My dad is 62 and has always had really bad mental health and addiction issues. Over recent years his physical health has declined a lot - he's MUCH older than his years physically. I put this down to addiction and not taking care of himself.
I seen my dad a week ago on Saturday and took him for his food shop. He looked okay but was wrapped up in big jacket and a scarf. He hasn't used in 3 years but still suffers mental health issues.
This morning I popped in to see him and his flat was a complete and utter mess, he was laying sleeping on the sofa and was really disoriented when I woke him up. What shocked me the most was how skinny he was. The skinniest I've ever seen him. His cheeks are all drawn in. He kept saying he was fine but finally he admitted that he hasn't been feeling well and he is sick after anything he eats. Have arranged a doc appointment for tomorrow.
As we were sitting speaking though, he kept tearing up and crying and saying things like, 'my little girl, you've done me so proud'. He started reminiscing about the past and was tearing up throughout. He started to cry and told me he's always in pain and he's tired. He then goes back to putting on a brace face. He refused to come to hospital with me and he has capacity so nothing I could do. I have said I'll go in and see him tomorrow.

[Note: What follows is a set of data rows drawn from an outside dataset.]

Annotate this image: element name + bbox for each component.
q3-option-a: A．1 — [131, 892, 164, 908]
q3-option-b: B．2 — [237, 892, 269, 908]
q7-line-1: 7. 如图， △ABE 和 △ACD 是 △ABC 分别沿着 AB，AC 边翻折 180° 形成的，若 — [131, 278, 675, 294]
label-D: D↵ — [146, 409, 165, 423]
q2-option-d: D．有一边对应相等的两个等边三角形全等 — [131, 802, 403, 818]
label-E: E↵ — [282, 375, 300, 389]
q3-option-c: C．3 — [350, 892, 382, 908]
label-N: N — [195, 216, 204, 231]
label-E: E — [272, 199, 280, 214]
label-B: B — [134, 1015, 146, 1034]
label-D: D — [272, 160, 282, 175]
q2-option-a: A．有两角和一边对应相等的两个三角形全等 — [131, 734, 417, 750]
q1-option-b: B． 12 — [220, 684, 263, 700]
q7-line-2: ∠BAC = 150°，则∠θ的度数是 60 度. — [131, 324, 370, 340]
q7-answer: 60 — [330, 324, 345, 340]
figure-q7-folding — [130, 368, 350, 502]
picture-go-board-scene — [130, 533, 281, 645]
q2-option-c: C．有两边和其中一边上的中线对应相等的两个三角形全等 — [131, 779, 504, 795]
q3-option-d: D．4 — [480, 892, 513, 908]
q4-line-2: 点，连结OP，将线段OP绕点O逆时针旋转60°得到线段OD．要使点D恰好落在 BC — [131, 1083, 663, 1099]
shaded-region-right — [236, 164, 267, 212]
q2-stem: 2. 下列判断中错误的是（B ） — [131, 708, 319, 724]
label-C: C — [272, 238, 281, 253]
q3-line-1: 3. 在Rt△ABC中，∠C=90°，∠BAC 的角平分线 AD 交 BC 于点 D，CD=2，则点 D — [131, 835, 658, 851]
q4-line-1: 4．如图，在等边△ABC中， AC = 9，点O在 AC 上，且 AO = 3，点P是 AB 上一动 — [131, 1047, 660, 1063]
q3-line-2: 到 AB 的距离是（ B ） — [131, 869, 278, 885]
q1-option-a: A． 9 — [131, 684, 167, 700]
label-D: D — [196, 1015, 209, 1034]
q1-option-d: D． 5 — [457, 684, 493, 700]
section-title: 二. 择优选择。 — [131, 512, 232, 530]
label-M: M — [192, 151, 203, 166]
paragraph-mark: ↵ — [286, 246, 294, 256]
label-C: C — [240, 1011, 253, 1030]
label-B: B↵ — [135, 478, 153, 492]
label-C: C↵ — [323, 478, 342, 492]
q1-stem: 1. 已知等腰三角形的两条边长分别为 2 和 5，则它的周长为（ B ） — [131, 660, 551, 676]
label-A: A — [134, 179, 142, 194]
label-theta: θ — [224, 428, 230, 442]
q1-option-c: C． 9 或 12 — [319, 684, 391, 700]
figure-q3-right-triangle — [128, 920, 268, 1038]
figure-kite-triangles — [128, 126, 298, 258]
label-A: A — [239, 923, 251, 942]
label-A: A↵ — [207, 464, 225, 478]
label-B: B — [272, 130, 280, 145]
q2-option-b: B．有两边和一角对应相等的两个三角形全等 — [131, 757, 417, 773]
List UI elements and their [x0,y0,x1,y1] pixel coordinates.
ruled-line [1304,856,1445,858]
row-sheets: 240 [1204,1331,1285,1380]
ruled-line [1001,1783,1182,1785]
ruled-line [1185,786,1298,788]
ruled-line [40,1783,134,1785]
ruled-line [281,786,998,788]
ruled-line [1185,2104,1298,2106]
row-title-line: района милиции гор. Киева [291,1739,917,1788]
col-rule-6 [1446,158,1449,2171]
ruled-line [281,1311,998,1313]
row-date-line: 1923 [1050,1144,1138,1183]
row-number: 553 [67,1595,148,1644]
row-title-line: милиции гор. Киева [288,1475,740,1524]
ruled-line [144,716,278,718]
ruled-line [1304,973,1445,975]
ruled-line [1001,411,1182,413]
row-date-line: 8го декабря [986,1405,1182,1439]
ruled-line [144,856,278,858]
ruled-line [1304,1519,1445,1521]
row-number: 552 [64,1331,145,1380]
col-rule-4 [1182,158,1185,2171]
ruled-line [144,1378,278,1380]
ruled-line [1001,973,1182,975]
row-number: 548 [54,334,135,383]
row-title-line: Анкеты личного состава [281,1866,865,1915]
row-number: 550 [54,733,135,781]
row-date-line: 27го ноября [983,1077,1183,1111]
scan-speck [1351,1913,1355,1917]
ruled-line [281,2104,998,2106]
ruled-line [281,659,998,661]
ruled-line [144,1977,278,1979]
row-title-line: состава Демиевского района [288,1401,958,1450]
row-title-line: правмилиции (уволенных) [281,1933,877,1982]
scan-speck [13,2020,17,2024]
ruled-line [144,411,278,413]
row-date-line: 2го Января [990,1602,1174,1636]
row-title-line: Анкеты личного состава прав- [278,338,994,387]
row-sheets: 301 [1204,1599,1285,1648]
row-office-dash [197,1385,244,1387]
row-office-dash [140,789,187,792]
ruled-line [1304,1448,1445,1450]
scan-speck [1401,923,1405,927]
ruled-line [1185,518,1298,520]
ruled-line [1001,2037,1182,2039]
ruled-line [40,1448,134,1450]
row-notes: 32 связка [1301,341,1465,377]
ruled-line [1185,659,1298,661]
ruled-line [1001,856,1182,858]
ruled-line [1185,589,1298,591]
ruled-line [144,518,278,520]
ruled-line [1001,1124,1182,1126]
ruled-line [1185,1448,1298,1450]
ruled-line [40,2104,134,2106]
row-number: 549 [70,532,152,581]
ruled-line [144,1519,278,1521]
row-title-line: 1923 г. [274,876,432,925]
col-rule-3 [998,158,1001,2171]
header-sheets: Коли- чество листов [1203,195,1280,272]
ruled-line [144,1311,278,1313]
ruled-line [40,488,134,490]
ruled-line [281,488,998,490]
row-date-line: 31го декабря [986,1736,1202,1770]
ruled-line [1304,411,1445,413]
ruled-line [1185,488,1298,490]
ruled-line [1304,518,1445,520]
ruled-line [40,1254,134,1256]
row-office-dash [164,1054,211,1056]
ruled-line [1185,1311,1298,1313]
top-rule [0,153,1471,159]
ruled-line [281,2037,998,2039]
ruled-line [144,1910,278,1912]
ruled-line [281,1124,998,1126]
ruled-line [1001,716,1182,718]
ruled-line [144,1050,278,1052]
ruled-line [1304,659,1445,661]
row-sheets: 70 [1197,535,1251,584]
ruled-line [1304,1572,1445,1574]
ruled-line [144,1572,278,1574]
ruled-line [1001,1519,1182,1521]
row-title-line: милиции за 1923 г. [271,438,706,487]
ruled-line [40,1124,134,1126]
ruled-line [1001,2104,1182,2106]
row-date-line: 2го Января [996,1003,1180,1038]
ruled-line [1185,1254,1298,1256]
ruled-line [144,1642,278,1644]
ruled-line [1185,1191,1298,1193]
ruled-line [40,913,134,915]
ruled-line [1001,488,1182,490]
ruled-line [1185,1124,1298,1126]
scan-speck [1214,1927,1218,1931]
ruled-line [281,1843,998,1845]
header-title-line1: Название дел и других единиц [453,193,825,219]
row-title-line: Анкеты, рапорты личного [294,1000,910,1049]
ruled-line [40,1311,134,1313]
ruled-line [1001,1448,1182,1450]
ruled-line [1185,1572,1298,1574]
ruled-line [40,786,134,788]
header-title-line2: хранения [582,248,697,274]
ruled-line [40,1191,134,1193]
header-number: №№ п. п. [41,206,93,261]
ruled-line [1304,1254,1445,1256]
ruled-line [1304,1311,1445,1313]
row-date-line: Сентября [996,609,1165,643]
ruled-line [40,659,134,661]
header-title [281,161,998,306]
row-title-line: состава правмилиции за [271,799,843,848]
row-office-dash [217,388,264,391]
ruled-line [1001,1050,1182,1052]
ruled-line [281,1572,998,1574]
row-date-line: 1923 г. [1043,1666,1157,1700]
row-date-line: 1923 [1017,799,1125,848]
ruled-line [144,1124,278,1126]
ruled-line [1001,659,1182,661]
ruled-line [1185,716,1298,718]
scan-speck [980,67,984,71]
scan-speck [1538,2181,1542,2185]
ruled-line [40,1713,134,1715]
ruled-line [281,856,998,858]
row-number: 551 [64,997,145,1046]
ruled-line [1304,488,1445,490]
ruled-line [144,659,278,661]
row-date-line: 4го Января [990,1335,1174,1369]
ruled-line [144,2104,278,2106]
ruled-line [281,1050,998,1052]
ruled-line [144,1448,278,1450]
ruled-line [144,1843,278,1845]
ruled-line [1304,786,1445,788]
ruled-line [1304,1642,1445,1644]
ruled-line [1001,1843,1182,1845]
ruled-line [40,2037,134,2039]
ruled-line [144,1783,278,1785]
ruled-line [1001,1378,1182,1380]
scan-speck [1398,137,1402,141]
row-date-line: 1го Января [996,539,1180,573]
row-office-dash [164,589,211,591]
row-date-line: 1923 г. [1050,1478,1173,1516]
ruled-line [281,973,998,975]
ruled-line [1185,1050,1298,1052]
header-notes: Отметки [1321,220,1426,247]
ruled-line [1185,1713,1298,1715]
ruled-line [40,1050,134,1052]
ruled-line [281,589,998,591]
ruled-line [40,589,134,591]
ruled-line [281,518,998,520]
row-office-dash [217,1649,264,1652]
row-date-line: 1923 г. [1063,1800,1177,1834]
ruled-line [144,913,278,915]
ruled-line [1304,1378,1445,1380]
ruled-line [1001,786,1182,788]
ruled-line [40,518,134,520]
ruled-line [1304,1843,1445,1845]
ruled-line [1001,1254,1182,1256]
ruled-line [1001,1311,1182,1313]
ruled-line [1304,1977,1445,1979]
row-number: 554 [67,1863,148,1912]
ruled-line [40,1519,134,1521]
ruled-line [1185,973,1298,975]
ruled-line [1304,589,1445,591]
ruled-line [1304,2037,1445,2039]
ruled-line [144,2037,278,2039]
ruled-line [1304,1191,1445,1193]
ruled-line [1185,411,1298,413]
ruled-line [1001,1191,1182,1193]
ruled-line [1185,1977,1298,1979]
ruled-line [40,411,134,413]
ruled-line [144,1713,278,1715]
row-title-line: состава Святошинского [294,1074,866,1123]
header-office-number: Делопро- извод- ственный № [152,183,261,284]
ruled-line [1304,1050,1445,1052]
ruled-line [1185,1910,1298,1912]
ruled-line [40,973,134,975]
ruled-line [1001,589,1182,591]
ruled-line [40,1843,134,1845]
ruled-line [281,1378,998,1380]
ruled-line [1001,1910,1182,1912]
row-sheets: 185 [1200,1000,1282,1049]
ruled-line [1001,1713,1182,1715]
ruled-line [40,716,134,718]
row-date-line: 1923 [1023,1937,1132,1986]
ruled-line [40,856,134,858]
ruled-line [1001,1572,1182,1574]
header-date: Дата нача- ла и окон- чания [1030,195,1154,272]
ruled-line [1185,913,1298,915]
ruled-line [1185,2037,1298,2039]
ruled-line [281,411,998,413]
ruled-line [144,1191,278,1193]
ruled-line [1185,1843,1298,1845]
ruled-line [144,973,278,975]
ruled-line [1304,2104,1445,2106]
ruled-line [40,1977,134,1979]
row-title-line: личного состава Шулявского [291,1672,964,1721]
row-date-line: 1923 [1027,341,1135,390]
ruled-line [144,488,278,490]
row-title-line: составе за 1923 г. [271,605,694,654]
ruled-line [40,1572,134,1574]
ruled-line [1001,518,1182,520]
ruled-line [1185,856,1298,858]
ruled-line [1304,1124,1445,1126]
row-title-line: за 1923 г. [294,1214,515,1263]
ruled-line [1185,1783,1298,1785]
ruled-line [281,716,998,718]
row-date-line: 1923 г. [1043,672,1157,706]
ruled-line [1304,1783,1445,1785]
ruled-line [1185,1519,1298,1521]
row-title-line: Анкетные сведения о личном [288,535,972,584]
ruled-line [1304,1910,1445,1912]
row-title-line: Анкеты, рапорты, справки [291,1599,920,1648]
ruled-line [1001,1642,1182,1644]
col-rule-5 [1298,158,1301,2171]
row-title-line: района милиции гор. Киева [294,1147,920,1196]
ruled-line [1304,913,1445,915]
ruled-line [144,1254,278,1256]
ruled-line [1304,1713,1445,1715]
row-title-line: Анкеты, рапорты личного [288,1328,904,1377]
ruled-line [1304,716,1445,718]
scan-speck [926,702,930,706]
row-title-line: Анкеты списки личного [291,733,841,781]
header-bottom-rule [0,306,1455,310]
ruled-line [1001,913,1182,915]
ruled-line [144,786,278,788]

But there was something about that conversation we had. He was very emotional, very nostalgic, I feel like we said things to each other we don't normally say. I know this sounds so eery and strange and I'm not usually like this. But I had a gut feeling walking out of his house that that would be one of or the last conversation I have with him. I can't explain it. Have never felt it with anyone before.
Is there something to it? I think he's really ill and I think he knows he is too.